CSPs can achieve 25 percent reduction in IT cost over a five-year period by adopting telecom services delivered through a Software-as-a-Service (SaaS) model, according to new research released by Analysys Mason.
The projected reduction compares to the cost of the traditional on-premise model of software delivery and consumption, which entails CSPs having to buy, manage, and maintain their own complex hardware and software infrastructure.
More details on the Analysys Mason research can be found https://pages.nokia.com/T007FH-The-A-to-Z-of-SaaS-Purchasing.html
Telecom SaaS services have higher costs due to recurring monthly subscriptions. Analysys Mason said those perceptions did not typically take into account the full extent of potential benefits using SaaS services, including lower initial investment and always having the latest software and technology.
In the case of the on-premise model, CSPs have to buy data center resources every five years or so and use IT consultants regularly to manage their elaborate IT environments.
Analysys Mason said it considered cost-saving benefits related to reliability, time-to-market, scalability, staff training, updates and upgrades, maintenance, IT hardware reduction, security; as well as the improved potential for revenue generation tied to enhanced reliability, time-to-market, and updates and software upgrades from the use of SaaS services.

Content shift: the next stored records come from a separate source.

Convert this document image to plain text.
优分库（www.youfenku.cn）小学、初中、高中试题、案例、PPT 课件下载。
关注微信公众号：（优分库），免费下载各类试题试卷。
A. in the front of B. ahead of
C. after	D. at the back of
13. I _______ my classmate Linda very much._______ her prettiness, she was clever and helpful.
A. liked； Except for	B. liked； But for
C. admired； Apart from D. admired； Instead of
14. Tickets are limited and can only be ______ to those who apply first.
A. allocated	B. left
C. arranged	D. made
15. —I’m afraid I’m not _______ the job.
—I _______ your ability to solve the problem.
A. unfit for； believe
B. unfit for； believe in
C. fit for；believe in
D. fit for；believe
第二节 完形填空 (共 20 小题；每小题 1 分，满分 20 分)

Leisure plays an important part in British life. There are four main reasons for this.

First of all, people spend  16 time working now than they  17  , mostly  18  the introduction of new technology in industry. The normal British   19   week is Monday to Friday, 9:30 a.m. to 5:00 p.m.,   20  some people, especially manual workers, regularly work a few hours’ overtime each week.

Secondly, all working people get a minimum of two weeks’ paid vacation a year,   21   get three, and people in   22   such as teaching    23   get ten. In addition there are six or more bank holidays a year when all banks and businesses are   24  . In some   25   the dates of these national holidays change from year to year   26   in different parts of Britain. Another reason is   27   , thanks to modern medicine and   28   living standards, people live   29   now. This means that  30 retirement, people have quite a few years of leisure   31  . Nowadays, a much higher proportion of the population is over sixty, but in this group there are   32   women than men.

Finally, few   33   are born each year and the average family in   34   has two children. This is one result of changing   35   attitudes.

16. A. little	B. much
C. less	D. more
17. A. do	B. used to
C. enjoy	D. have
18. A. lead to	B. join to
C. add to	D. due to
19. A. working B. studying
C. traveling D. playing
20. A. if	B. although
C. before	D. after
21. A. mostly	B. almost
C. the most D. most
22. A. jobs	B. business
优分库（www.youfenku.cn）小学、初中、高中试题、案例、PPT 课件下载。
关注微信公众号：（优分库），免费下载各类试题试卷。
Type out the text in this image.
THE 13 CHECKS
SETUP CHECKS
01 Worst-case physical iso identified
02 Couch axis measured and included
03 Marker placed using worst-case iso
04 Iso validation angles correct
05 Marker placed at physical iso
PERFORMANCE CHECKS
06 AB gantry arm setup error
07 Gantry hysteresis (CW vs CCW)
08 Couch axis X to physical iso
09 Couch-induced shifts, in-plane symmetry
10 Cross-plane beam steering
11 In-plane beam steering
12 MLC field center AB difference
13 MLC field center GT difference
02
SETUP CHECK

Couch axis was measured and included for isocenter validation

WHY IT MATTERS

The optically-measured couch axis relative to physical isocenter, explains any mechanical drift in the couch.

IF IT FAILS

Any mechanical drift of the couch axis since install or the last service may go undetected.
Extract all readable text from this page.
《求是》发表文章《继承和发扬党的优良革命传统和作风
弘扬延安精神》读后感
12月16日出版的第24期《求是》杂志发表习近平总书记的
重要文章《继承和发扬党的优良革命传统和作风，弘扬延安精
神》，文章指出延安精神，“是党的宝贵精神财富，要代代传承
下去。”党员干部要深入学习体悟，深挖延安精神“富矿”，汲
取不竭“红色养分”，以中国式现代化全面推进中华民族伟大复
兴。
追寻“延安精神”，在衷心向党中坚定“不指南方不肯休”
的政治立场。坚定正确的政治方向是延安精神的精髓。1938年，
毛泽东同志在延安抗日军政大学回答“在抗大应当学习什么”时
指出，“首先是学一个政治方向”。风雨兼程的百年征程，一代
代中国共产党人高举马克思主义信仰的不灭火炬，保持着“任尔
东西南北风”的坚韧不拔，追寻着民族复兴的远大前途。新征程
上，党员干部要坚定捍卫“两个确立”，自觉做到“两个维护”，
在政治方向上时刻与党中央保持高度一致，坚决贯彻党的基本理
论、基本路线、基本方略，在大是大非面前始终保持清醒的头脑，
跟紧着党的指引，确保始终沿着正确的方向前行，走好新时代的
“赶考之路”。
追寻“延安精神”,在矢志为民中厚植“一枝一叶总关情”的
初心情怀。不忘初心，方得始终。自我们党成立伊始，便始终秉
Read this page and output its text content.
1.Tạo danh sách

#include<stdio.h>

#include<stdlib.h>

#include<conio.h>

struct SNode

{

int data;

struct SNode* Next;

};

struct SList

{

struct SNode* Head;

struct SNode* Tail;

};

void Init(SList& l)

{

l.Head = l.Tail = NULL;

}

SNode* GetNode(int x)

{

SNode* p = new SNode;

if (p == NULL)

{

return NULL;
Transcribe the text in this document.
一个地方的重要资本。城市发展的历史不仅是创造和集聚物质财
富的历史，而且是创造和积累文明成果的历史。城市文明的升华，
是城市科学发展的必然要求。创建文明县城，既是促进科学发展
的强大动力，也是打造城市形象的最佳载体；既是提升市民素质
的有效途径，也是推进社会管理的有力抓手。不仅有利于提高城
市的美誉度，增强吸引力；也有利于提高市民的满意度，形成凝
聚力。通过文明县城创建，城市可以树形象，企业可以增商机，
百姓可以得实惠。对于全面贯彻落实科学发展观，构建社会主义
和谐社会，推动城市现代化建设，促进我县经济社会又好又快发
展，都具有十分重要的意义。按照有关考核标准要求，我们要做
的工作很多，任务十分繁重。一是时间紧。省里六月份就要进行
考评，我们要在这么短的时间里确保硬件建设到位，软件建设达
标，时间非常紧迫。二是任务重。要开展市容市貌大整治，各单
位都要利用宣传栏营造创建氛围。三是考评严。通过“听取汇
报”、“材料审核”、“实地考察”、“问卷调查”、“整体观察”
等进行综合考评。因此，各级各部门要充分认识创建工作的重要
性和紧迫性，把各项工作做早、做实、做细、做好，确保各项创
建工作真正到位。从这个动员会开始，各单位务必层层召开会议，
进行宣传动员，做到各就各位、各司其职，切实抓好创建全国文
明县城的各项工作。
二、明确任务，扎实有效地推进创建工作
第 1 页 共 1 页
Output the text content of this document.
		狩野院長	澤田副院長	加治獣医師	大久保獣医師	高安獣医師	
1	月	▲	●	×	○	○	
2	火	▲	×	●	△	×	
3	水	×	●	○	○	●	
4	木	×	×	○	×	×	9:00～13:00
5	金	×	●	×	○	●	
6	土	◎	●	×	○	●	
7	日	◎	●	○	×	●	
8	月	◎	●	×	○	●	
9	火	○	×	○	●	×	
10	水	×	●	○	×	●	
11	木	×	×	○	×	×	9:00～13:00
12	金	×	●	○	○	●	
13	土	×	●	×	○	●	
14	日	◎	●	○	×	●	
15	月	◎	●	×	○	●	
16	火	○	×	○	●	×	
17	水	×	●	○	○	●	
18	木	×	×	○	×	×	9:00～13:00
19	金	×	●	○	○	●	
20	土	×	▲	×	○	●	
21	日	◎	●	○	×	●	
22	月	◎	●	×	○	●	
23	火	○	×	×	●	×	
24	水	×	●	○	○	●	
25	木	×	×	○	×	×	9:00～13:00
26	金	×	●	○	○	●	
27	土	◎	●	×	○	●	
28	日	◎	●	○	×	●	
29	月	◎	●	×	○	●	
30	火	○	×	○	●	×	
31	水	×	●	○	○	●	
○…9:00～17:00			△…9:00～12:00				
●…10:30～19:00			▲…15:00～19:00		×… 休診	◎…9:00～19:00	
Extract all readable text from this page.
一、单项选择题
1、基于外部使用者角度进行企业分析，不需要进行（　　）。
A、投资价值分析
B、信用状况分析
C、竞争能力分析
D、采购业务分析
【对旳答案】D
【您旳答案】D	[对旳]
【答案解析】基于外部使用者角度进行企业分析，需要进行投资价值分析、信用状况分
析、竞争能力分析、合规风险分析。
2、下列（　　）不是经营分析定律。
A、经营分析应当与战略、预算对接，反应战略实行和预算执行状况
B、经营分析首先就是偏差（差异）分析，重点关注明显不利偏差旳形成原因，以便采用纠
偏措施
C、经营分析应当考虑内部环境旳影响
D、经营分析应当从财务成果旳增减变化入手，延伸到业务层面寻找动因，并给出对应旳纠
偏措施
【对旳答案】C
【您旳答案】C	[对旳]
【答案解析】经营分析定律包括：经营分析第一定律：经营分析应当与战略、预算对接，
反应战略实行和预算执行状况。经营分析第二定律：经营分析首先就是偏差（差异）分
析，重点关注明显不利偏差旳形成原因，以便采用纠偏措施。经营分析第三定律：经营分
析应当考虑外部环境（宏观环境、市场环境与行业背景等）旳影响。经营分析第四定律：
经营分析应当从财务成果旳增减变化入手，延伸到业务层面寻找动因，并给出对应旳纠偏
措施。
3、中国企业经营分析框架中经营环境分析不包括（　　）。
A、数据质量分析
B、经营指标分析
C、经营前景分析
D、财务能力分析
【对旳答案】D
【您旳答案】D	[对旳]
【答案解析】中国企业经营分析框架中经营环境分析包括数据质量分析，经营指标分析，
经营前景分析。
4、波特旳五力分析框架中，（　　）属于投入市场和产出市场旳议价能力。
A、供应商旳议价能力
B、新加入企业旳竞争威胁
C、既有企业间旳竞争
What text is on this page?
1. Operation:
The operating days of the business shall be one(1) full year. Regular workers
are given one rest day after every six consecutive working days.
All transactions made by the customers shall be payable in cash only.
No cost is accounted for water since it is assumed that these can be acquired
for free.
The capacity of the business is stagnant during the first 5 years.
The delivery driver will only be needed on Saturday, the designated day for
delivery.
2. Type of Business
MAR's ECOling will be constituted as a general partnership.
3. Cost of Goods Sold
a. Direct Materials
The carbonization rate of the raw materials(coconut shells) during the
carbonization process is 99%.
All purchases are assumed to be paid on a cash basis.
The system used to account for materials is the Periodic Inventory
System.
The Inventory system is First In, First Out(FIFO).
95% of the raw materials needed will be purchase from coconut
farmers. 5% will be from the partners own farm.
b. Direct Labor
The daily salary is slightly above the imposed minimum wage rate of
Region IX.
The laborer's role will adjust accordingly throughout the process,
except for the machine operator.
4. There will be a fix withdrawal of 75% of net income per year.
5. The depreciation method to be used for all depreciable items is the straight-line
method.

CSP spending on SaaS accounted for 5 percent of SPs’ operational expenditure in 2019, according to Analysys Mason; that is expected to rise to 11 percent by 2023, as CSPs continue to execute on digital transformation projects.
“There are many factors that CSPs need to weigh when looking at the attractive option of adopting new capabilities through a SaaS model. Long-standing CSP pain points are also avoided: no more having to plan how data center resources, testing of changes and right scaling of hardware to best meet capacity needs; these all fall to the SaaS vendor,” Justin van der Lande, Research Director at Analysys Mason, said.
“There is a strong operational and financial case for moving to SaaS services and away from the dated practice of buying customized software for analytics, security, and other functions that run on costly, complex, on-premise infrastructure,” Mark Bunn, Senior Vice President, Cloud and Network Services at Nokia, said.